The State Department can disapprove your application for a passport if you intend to travel to a country at war with the United States or is engaged in armed hostility against the United States. Your passport can also be denied if you intend to travel to a country where the State Department has determined that the physical safety of U.S. travelers is at risk.
Unpaid debt can prevent you from getting a passport. If you owe a child support arrearage of $2,500 or more, your passport application will be denied under a child support enforcement law called the Passport Denial Program (PDP). Even if you pay your child support arrearage, the State Department can still restrict your travel under the PDP. Your application may also be denied if you owe the U.S. Government money for a loan that was made to provide emergency assistance or emergency medical attention.

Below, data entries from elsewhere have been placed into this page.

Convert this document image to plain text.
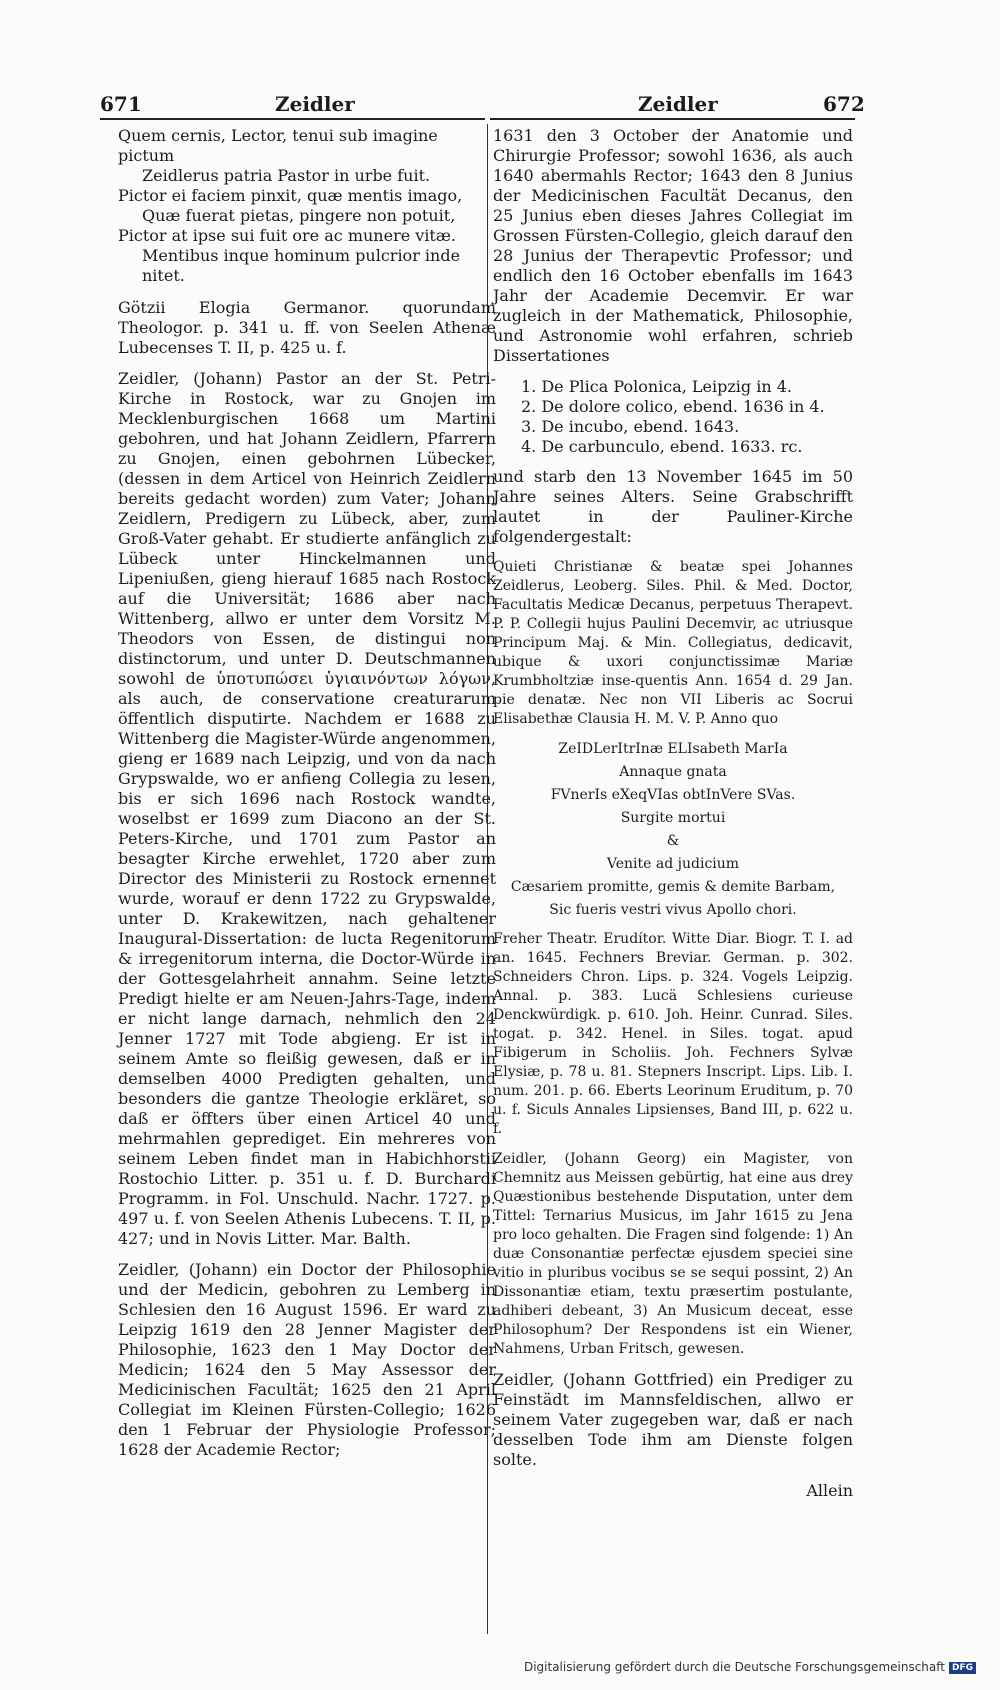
671	Zeidler	Zeidler	672
Quem cernis, Lector, tenui sub imagine pictum
Zeidlerus patria Pastor in urbe fuit.
Pictor ei faciem pinxit, quæ mentis imago,
Quæ fuerat pietas, pingere non potuit,
Pictor at ipse sui fuit ore ac munere vitæ.
Mentibus inque hominum pulcrior inde nitet.

Götzii Elogia Germanor. quorundam Theologor. p. 341 u. ff. von Seelen Athenæ Lubecenses T. II, p. 425 u. f.

Zeidler, (Johann) Pastor an der St. Petri-Kirche in Rostock, war zu Gnojen im Mecklenburgischen 1668 um Martini gebohren, und hat Johann Zeidlern, Pfarrern zu Gnojen, einen gebohrnen Lübecker, (dessen in dem Articel von Heinrich Zeidlern bereits gedacht worden) zum Vater; Johann Zeidlern, Predigern zu Lübeck, aber, zum Groß-Vater gehabt. Er studierte anfänglich zu Lübeck unter Hinckelmannen und Lipeniußen, gieng hierauf 1685 nach Rostock auf die Universität; 1686 aber nach Wittenberg, allwo er unter dem Vorsitz M. Theodors von Essen, de distingui non distinctorum, und unter D. Deutschmannen sowohl de ὑποτυπώσει ὑγιαινόντων λόγων, als auch, de conservatione creaturarum öffentlich disputirte. Nachdem er 1688 zu Wittenberg die Magister-Würde angenommen, gieng er 1689 nach Leipzig, und von da nach Grypswalde, wo er anfieng Collegia zu lesen, bis er sich 1696 nach Rostock wandte, woselbst er 1699 zum Diacono an der St. Peters-Kirche, und 1701 zum Pastor an besagter Kirche erwehlet, 1720 aber zum Director des Ministerii zu Rostock ernennet wurde, worauf er denn 1722 zu Grypswalde, unter D. Krakewitzen, nach gehaltener Inaugural-Dissertation: de lucta Regenitorum & irregenitorum interna, die Doctor-Würde in der Gottesgelahrheit annahm. Seine letzte Predigt hielte er am Neuen-Jahrs-Tage, indem er nicht lange darnach, nehmlich den 24 Jenner 1727 mit Tode abgieng. Er ist in seinem Amte so fleißig gewesen, daß er in demselben 4000 Predigten gehalten, und besonders die gantze Theologie erkläret, so daß er öffters über einen Articel 40 und mehrmahlen geprediget. Ein mehreres von seinem Leben findet man in Habichhorstii Rostochio Litter. p. 351 u. f. D. Burchardi Programm. in Fol. Unschuld. Nachr. 1727. p. 497 u. f. von Seelen Athenis Lubecens. T. II, p. 427; und in Novis Litter. Mar. Balth.

Zeidler, (Johann) ein Doctor der Philosophie und der Medicin, gebohren zu Lemberg in Schlesien den 16 August 1596. Er ward zu Leipzig 1619 den 28 Jenner Magister der Philosophie, 1623 den 1 May Doctor der Medicin; 1624 den 5 May Assessor der Medicinischen Facultät; 1625 den 21 April Collegiat im Kleinen Fürsten-Collegio; 1626 den 1 Februar der Physiologie Professor; 1628 der Academie Rector;

1631 den 3 October der Anatomie und Chirurgie Professor; sowohl 1636, als auch 1640 abermahls Rector; 1643 den 8 Junius der Medicinischen Facultät Decanus, den 25 Junius eben dieses Jahres Collegiat im Grossen Fürsten-Collegio, gleich darauf den 28 Junius der Therapevtic Professor; und endlich den 16 October ebenfalls im 1643 Jahr der Academie Decemvir. Er war zugleich in der Mathematick, Philosophie, und Astronomie wohl erfahren, schrieb Dissertationes

1. De Plica Polonica, Leipzig in 4.
2. De dolore colico, ebend. 1636 in 4.
3. De incubo, ebend. 1643.
4. De carbunculo, ebend. 1633. rc.

und starb den 13 November 1645 im 50 Jahre seines Alters. Seine Grabschrifft lautet in der Pauliner-Kirche folgendergestalt:

Quieti Christianæ & beatæ spei Johannes Zeidlerus, Leoberg. Siles. Phil. & Med. Doctor, Facultatis Medicæ Decanus, perpetuus Therapevt. P. P. Collegii hujus Paulini Decemvir, ac utriusque Principum Maj. & Min. Collegiatus, dedicavit, ubique & uxori conjunctissimæ Mariæ Krumbholtziæ inse-quentis Ann. 1654 d. 29 Jan. pie denatæ. Nec non VII Liberis ac Socrui Elisabethæ Clausia H. M. V. P. Anno quo

ZeIDLerItrInæ ELIsabeth MarIa

Annaque gnata

FVnerIs eXeqVIas obtInVere SVas.

Surgite mortui

&

Venite ad judicium

Cæsariem promitte, gemis & demite Barbam,

Sic fueris vestri vivus Apollo chori.

Freher Theatr. Erudítor. Witte Diar. Biogr. T. I. ad an. 1645. Fechners Breviar. German. p. 302. Schneiders Chron. Lips. p. 324. Vogels Leipzig. Annal. p. 383. Lucä Schlesiens curieuse Denckwürdigk. p. 610. Joh. Heinr. Cunrad. Siles. togat. p. 342. Henel. in Siles. togat. apud Fibigerum in Scholiis. Joh. Fechners Sylvæ Elysiæ, p. 78 u. 81. Stepners Inscript. Lips. Lib. I. num. 201. p. 66. Eberts Leorinum Eruditum, p. 70 u. f. Siculs Annales Lipsienses, Band III, p. 622 u. f.

Zeidler, (Johann Georg) ein Magister, von Chemnitz aus Meissen gebürtig, hat eine aus drey Quæstionibus bestehende Disputation, unter dem Tittel: Ternarius Musicus, im Jahr 1615 zu Jena pro loco gehalten. Die Fragen sind folgende: 1) An duæ Consonantiæ perfectæ ejusdem speciei sine vitio in pluribus vocibus se se sequi possint, 2) An Dissonantiæ etiam, textu præsertim postulante, adhiberi debeant, 3) An Musicum deceat, esse Philosophum? Der Respondens ist ein Wiener, Nahmens, Urban Fritsch, gewesen.

Zeidler, (Johann Gottfried) ein Prediger zu Feinstädt im Mannsfeldischen, allwo er seinem Vater zugegeben war, daß er nach desselben Tode ihm am Dienste folgen solte.

Allein

Digitalisierung gefördert durch die Deutsche Forschungsgemeinschaft DFG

Passport regulations help prevent a parent from traveling abroad with a minor child without the other parent's permission. Both parents must sign a passport application for a child under the age of 14. If only one parent signs, the parent who applies for the passport must prove that he has sole legal authority to get a passport for his child. If a minor child's parents are going through a divorce, the State Department will disapprove the child's passport application. This denial does not affect the approval parent's passport application.
The State Department can deny you passport application or revoke your passport if it determines your activities while traveling abroad will probably damage national security or interfere with U.S. foreign policy. Your passport can also be revoked if you obtained it illegally, by error, by fraud or if your passport has been altered or misused.
Passports can be disapproved because of mental health conditions. If you have been legally declared incompetent by a U.S. court or it you are subject to a court order committing you to a mental institution, your application for a passport will be denied.
Your passport can be denied or revoked if you are the subject of an outstanding felony arrest warrant or if you are on probation or on parole and a condition of your release is that you must stay in the United States. Similarly, you cannot get a passport if you are wanted for a crime in another country. If you are subject to a request for extradition to a foreign country, if you are the subject of a federal prosecution subpoena or if you are the subject of a felony grand jury investigation, your passport can be denied or revoked.
Your passport can also be revoked if the State Department discovers you are not a U.S. national or that your certificate of citizenship or certificate of naturalization was canceled after the passport was granted.